Why corporate distress requires sharper board oversight
There is no shortage of challenges companies are facing — including shifting economic conditions, geopolitical disruptions, inflation, tariffs and supply chain issues (must we go on?) — all of which are expected to have a significant impact on operational performance this year, either causing their own problems or making the path forward difficult to traverse.
Discipline and effective strategy execution are crucial, with the National Association of Corporate Directors suggesting the traditional role of strategy oversight is expanding to a rigorous focus on how companies are meeting their strategic goals.
But what should you do when your company’s troubles require some tough decisions in the boardroom? Foster, who has sat on 55 boards, offered several pieces of advice.
Build board trust before a crisis hits
Board members need to trust their chairperson and each other in times of crisis, but that confidence needs to be built before times get tough. Whether by cultivating relationships at board dinners, meetings or over the phone, focus on fostering camaraderie and respect now.
“You can't start when the problem arises. There has to be chemistry in a relationship before that,” Foster said.
The same goes with you and your CEO. Strengthen your relationship through regular communication with top management, especially if you offer expertise that your company leader is experiencing turbulence in.
How should boards manage disagreement during a crisis?
Tension can run high about how to navigate a company out of a tough situation. Ideas may clash, but there’s an art to working through conflict.
“It’s very good to disagree, because if people did not disagree, why would you have a board? At the same time, it’s really important to disagree agreeably,” Foster said.
That means having decorum, being respectful and not talking over each other.
“Everyone should be encouraged to speak, and to speak fully,” he said.
Seek board alignment, but don’t wait for perfection
While your board is ideally a diverse group with varying views, you want unanimity on major decisions. Not only does this build a stronger board, but it sends a powerful message to management.
But taking too long to reach unanimity can hurt the company.
For example, signing off on the next CEO can be a difficult and drawn-out process.

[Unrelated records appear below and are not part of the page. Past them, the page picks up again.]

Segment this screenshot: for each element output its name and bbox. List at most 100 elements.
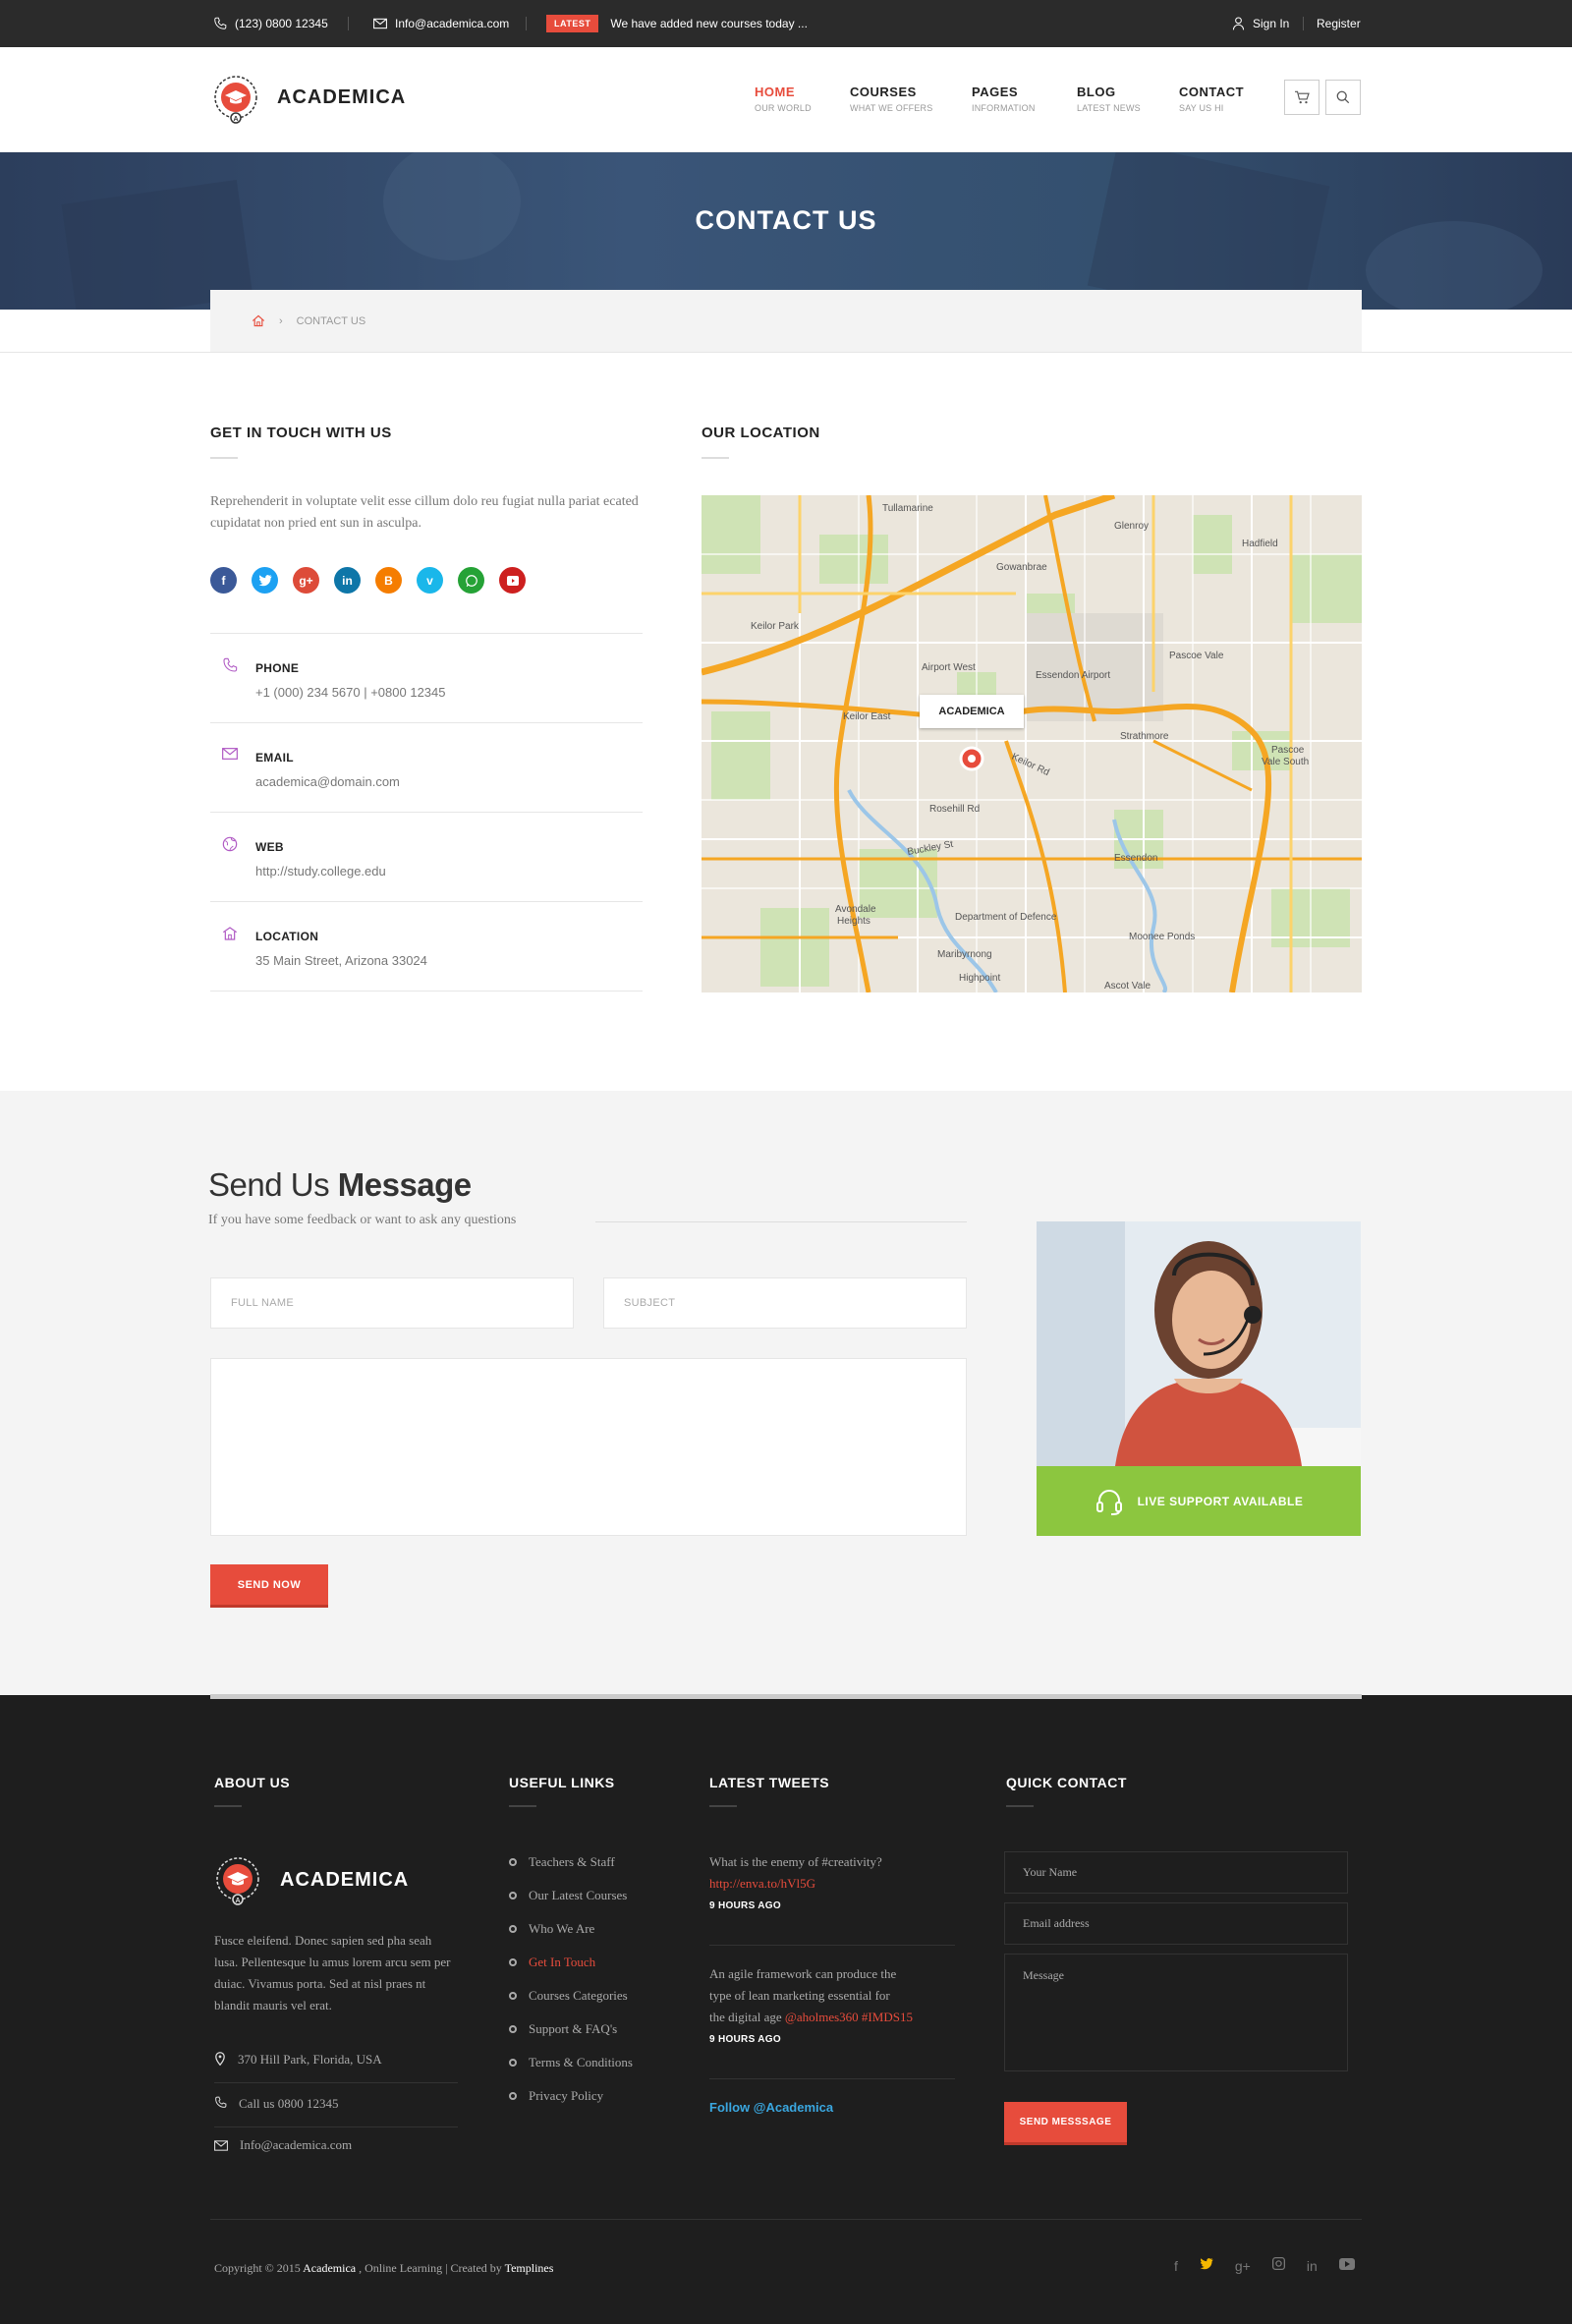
vimeo-icon[interactable]: v <box>417 567 443 594</box>
web-label: WEB <box>255 840 284 854</box>
contact-heading: GET IN TOUCH WITH US <box>210 425 392 441</box>
nav-courses[interactable]: COURSES WHAT WE OFFERS <box>850 85 932 113</box>
svg-text:Essendon: Essendon <box>1114 853 1157 864</box>
user-icon <box>1232 17 1245 30</box>
logo-emblem[interactable]: A <box>210 74 261 125</box>
bullet-icon <box>509 1892 517 1899</box>
facebook-icon[interactable]: f <box>210 567 237 594</box>
svg-text:Maribyrnong: Maribyrnong <box>937 949 992 960</box>
footer-message-textarea[interactable]: Message <box>1004 1954 1348 2071</box>
footer-social-icons: f g+ in <box>1174 2257 1355 2275</box>
heading-underline <box>1006 1805 1034 1807</box>
footer-email-input[interactable]: Email address <box>1004 1902 1348 1945</box>
tweet-link[interactable]: http://enva.to/hVl5G <box>709 1873 955 1895</box>
blogger-icon[interactable]: B <box>375 567 402 594</box>
link-label: Teachers & Staff <box>529 1854 615 1869</box>
whatsapp-icon[interactable] <box>458 567 484 594</box>
linkedin-icon[interactable]: in <box>334 567 361 594</box>
contact-row-location: LOCATION 35 Main Street, Arizona 33024 <box>210 901 643 992</box>
facebook-icon[interactable]: f <box>1174 2258 1178 2274</box>
topbar-phone[interactable]: (123) 0800 12345 <box>213 0 328 47</box>
nav-pages[interactable]: PAGES INFORMATION <box>972 85 1036 113</box>
copyright-brand[interactable]: Academica <box>303 2261 356 2275</box>
youtube-icon[interactable] <box>499 567 526 594</box>
tweets-heading: LATEST TWEETS <box>709 1775 830 1790</box>
footer-logo-text[interactable]: ACADEMICA <box>280 1869 409 1892</box>
subject-input[interactable]: SUBJECT <box>603 1277 967 1329</box>
logo-text[interactable]: ACADEMICA <box>277 86 406 109</box>
page-hero: CONTACT US <box>0 152 1572 310</box>
google-plus-icon[interactable]: g+ <box>1235 2258 1251 2274</box>
svg-text:Glenroy: Glenroy <box>1114 521 1149 532</box>
linkedin-icon[interactable]: in <box>1307 2258 1318 2274</box>
footer-address: 370 Hill Park, Florida, USA <box>214 2052 458 2083</box>
location-map[interactable]: Tullamarine Gowanbrae Glenroy Hadfield Kei… <box>702 495 1362 992</box>
link-label: Terms & Conditions <box>529 2055 633 2069</box>
footer-name-input[interactable]: Your Name <box>1004 1851 1348 1894</box>
footer-link-support[interactable]: Support & FAQ's <box>509 2021 617 2037</box>
footer-logo-emblem[interactable]: A <box>212 1855 263 1906</box>
google-plus-icon[interactable]: g+ <box>293 567 319 594</box>
home-icon[interactable] <box>252 314 265 327</box>
web-value[interactable]: http://study.college.edu <box>255 864 386 879</box>
topbar-latest[interactable]: LATEST We have added new courses today .… <box>546 0 808 47</box>
top-bar: (123) 0800 12345 Info@academica.com LATE… <box>0 0 1572 47</box>
nav-blog[interactable]: BLOG LATEST NEWS <box>1077 85 1141 113</box>
register-link[interactable]: Register <box>1317 0 1361 47</box>
message-title-light: Send Us <box>208 1166 338 1203</box>
search-button[interactable] <box>1325 80 1361 115</box>
tweet-text: the digital age <box>709 2010 785 2024</box>
nav-blog-title: BLOG <box>1077 85 1116 99</box>
footer-link-privacy[interactable]: Privacy Policy <box>509 2088 603 2104</box>
contact-row-web: WEB http://study.college.edu <box>210 812 643 900</box>
footer-email[interactable]: Info@academica.com <box>214 2137 352 2153</box>
search-icon <box>1336 90 1350 104</box>
twitter-icon[interactable] <box>1200 2257 1213 2275</box>
svg-text:Heights: Heights <box>837 916 870 927</box>
footer-link-teachers[interactable]: Teachers & Staff <box>509 1854 615 1870</box>
latest-news-text[interactable]: We have added new courses today ... <box>610 17 808 30</box>
full-name-input[interactable]: FULL NAME <box>210 1277 574 1329</box>
send-message-button[interactable]: SEND MESSSAGE <box>1004 2102 1127 2145</box>
phone-value[interactable]: +1 (000) 234 5670 | +0800 12345 <box>255 685 446 700</box>
email-label: EMAIL <box>255 751 294 765</box>
footer-link-categories[interactable]: Courses Categories <box>509 1988 628 2004</box>
live-support-banner[interactable]: LIVE SUPPORT AVAILABLE <box>1037 1466 1361 1536</box>
map-pin-icon <box>959 746 984 771</box>
footer-link-courses[interactable]: Our Latest Courses <box>509 1888 627 1903</box>
svg-text:Keilor East: Keilor East <box>843 711 891 722</box>
nav-contact[interactable]: CONTACT SAY US HI <box>1179 85 1244 113</box>
send-now-button[interactable]: SEND NOW <box>210 1564 328 1608</box>
copyright: Copyright © 2015 Academica , Online Lear… <box>214 2261 553 2276</box>
map-marker-label[interactable]: ACADEMICA <box>920 695 1024 728</box>
topbar-email[interactable]: Info@academica.com <box>373 0 509 47</box>
link-label: Get In Touch <box>529 1955 596 1969</box>
svg-text:Hadfield: Hadfield <box>1242 538 1278 549</box>
instagram-icon[interactable] <box>1271 2257 1285 2275</box>
youtube-icon[interactable] <box>1338 2257 1355 2275</box>
email-value[interactable]: academica@domain.com <box>255 774 400 789</box>
cart-button[interactable] <box>1284 80 1319 115</box>
footer-link-get-in-touch[interactable]: Get In Touch <box>509 1955 595 1970</box>
nav-home[interactable]: HOME OUR WORLD <box>755 85 812 113</box>
phone-icon <box>214 17 227 29</box>
sign-in-link[interactable]: Sign In <box>1232 0 1289 47</box>
map-pin-icon <box>215 2052 225 2066</box>
envelope-icon <box>222 747 240 765</box>
footer-phone[interactable]: Call us 0800 12345 <box>214 2096 458 2127</box>
headset-icon <box>1095 1489 1122 1515</box>
heading-underline <box>702 457 729 459</box>
follow-link[interactable]: Follow @Academica <box>709 2100 833 2115</box>
bullet-icon <box>509 1858 517 1866</box>
nav-home-sub: OUR WORLD <box>755 103 812 113</box>
footer-link-who-we-are[interactable]: Who We Are <box>509 1921 594 1937</box>
copyright-author[interactable]: Templines <box>505 2261 554 2275</box>
svg-text:Essendon Airport: Essendon Airport <box>1036 670 1110 681</box>
tweet-link[interactable]: @aholmes360 #IMDS15 <box>785 2010 913 2024</box>
message-textarea[interactable] <box>210 1358 967 1536</box>
useful-links-heading: USEFUL LINKS <box>509 1775 615 1790</box>
bullet-icon <box>509 1958 517 1966</box>
nav-contact-title: CONTACT <box>1179 85 1245 99</box>
twitter-icon[interactable] <box>252 567 278 594</box>
footer-link-terms[interactable]: Terms & Conditions <box>509 2055 633 2070</box>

Foster once sat on a board of 11 members, and all but two favored a certain candidate as the next CEO. The board strove for months to achieve unanimity and ultimately did, but it took nearly a year to reach that decision.
“That was far too long for this CEO succession process to go on, and the company suffered,” he said. “You need to be willing to make a decision.”
If you have a clear majority, take the vote and move on.
When should boards make tough decisions with incomplete information?
Distressed companies can deliberate too long on weighty decisions, such as financing. This is time-consuming and expensive, and often bad for the business.